While Starfleet Academy is technically the story of the kids who form the first cadet class at the institution in a century, the show also firmly establishes Ake and Braka as fierce adversaries, whose past interactions have not only shaped and molded the people they’ve become but also help reflect some of their own inner insecurities. And for the actors who play them, their face-offs are also just fun.
“When you face off with an adversary, it’s fun to come at it with real appetite rather than holding yourself back from the engagement,” Hunter said. “I really felt this was saying yes, just saying yes to an opponent.”
“And he’s a worthy opponent,” Giamatti chimed in. “It’s fun to go at it, it’s pleasurable [for them both].
However, when it comes to Braka, his feelings about Ake are much more complicated than they may initially appear.
“What’s very true for my character in the myriad ways that I look at her…is that I look at her and I see and feel all kinds of things: Envy, jealousy, a need for a kind of confidant or a mother or a friend or a teacher,” Giamatti said. “I think [Braka] resents being shut out. You’ll find out at the end of the whole series why he’s so pissed off about everything. And I think he feels very disenfranchised, that there’s an actual real desire for recognition from her underneath all of it. He wishes that he could have a mentor and a mother and a sister and a friend who would guide him the way she’s guiding all these other kids. And he’s a kid, but he’s not getting the attention anymore.”
The antagonistic relationship between the two also reflects some of the deeper ideological issues at work in the world of the Federation post-Burn. (And perhaps even in the one we’re living in today.)
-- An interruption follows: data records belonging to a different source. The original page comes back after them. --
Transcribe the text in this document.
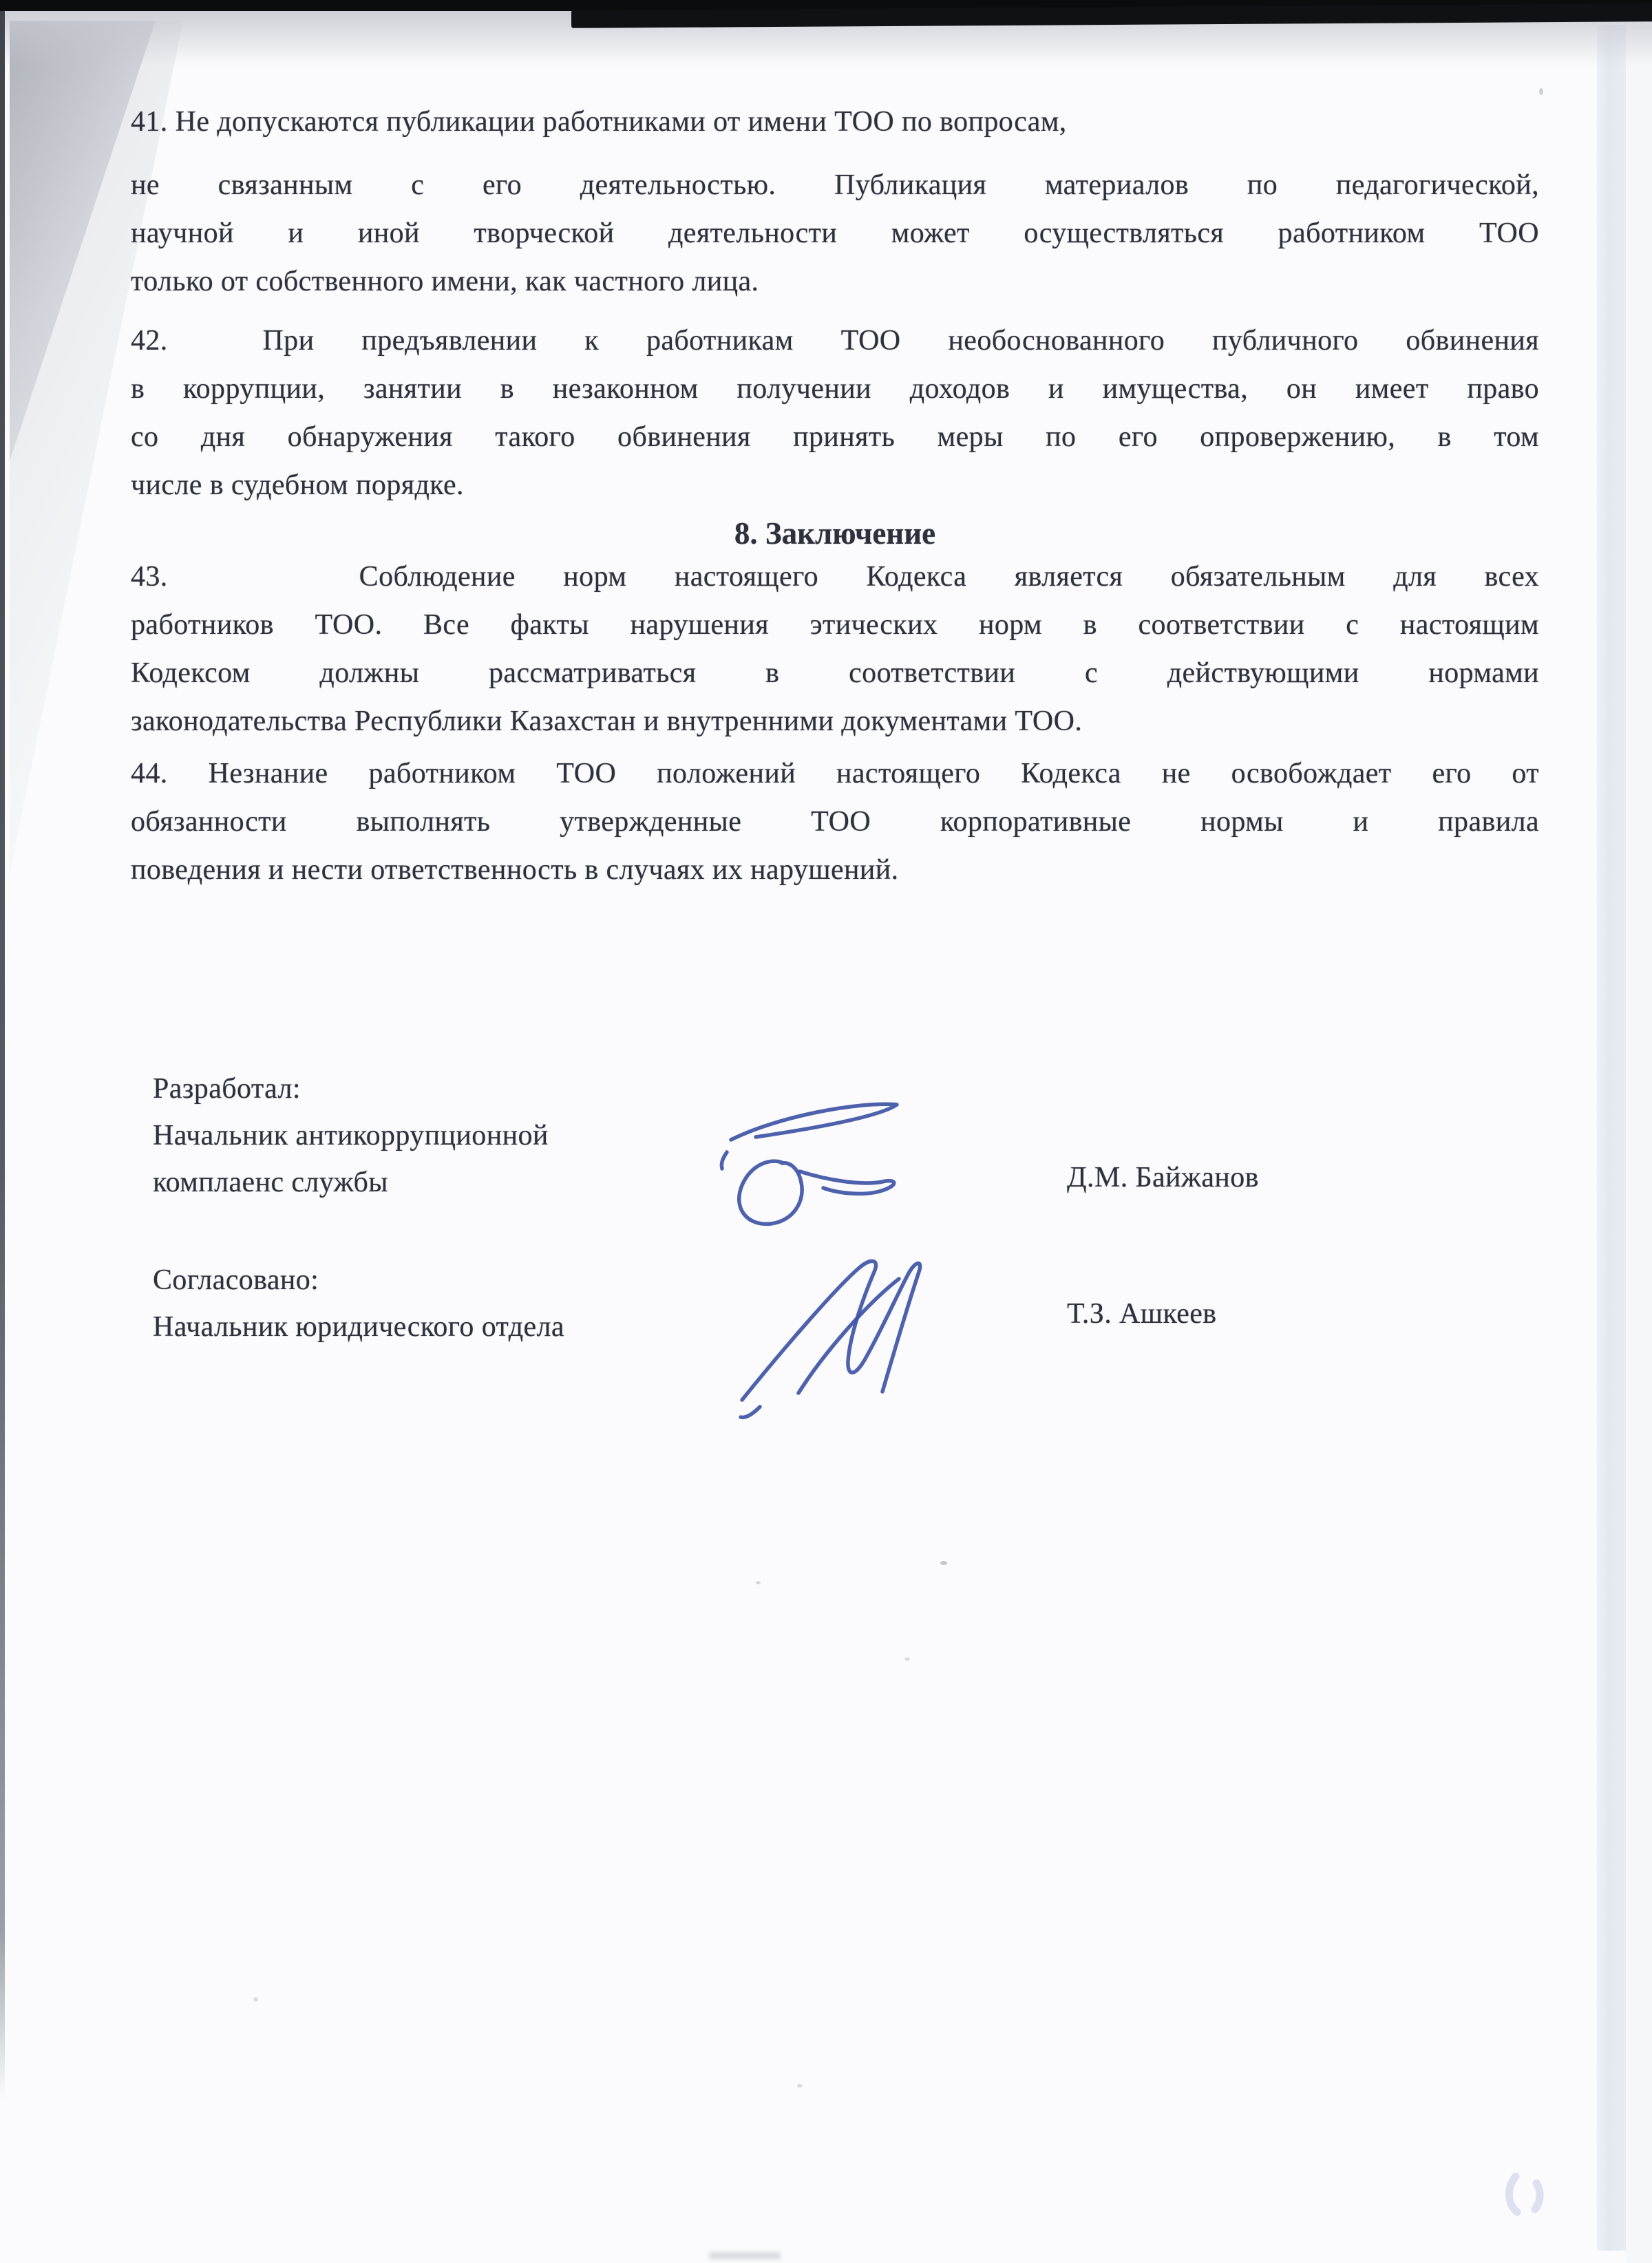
41. Не допускаются публикации работниками от имени ТОО по вопросам,
не связанным с его деятельностью. Публикация материалов по педагогической,
научной и иной творческой деятельности может осуществляться работником ТОО
только от собственного имени, как частного лица.
42.  При предъявлении к работникам ТОО необоснованного публичного обвинения
в коррупции, занятии в незаконном получении доходов и имущества, он имеет право
со дня обнаружения такого обвинения принять меры по его опровержению, в том
числе в судебном порядке.
8. Заключение
43.    Соблюдение норм настоящего Кодекса является обязательным для всех
работников ТОО. Все факты нарушения этических норм в соответствии с настоящим
Кодексом должны рассматриваться в соответствии с действующими нормами
законодательства Республики Казахстан и внутренними документами ТОО.
44. Незнание работником ТОО положений настоящего Кодекса не освобождает его от
обязанности выполнять утвержденные ТОО корпоративные нормы и правила
поведения и нести ответственность в случаях их нарушений.
Разработал:
Начальник антикоррупционной
комплаенс службы	Д.М. Байжанов
Согласовано:
Начальник юридического отдела	Т.З. Ашкеев
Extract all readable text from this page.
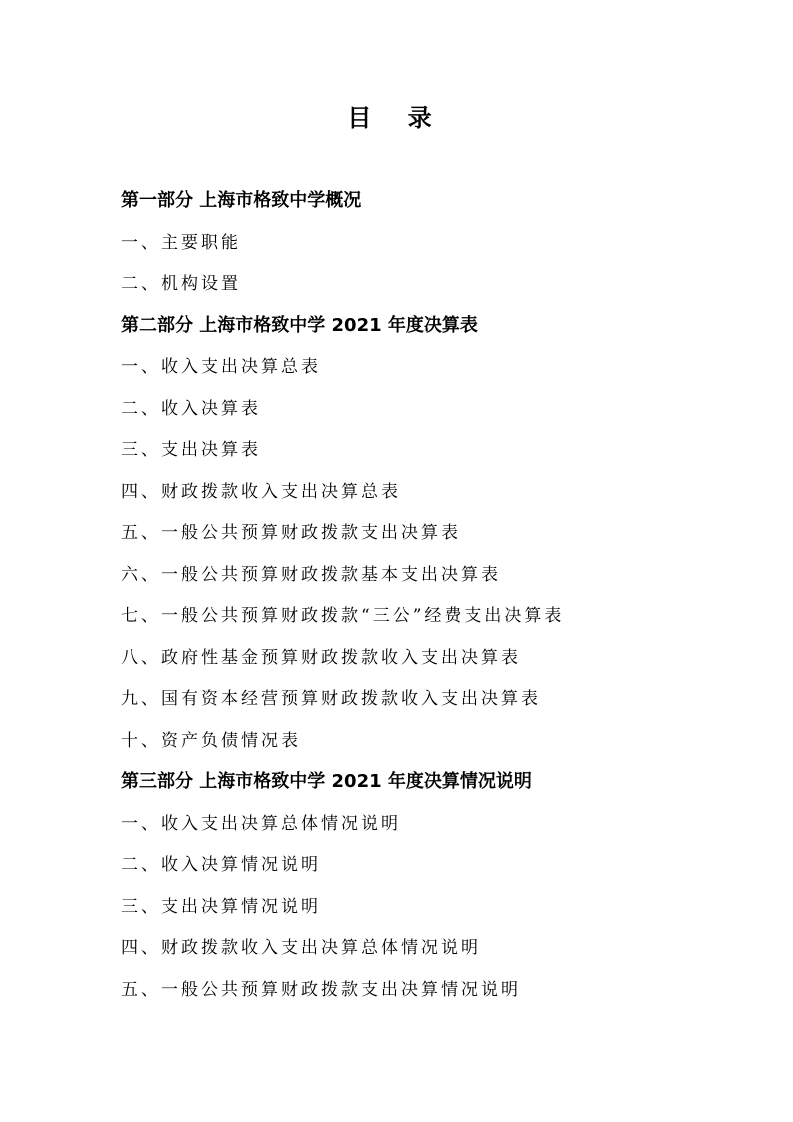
目 录
第一部分 上海市格致中学概况
一、主要职能
二、机构设置
第二部分 上海市格致中学 2021 年度决算表
一、收入支出决算总表
二、收入决算表
三、支出决算表
四、财政拨款收入支出决算总表
五、一般公共预算财政拨款支出决算表
六、一般公共预算财政拨款基本支出决算表
七、一般公共预算财政拨款“三公”经费支出决算表
八、政府性基金预算财政拨款收入支出决算表
九、国有资本经营预算财政拨款收入支出决算表
十、资产负债情况表
第三部分 上海市格致中学 2021 年度决算情况说明
一、收入支出决算总体情况说明
二、收入决算情况说明
三、支出决算情况说明
四、财政拨款收入支出决算总体情况说明
五、一般公共预算财政拨款支出决算情况说明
“I think Nus Braka comes from a place of anger,” co-showrunner Noga Landau said. “He represents a force that is active in the world right now, which is the force that is trying to divide people. And it’s trying to tell people, ‘You can’t trust each other because you’re this and you’re that, and there’s no common ground.’ Nahla represents a very different approach. She represents exploration and reason and science and the things that bring us together, the common ground. There is not a student that Nahla would turn away from Starfleet Academy simply because of who they are or where they come from. She’s a person who brings people together. She represents the best ideals of the Federation in that sense.”
New episodes of Star Trek: Starfleet Academy premiere Thursdays on Paramount+, culminating with the finale on March 12.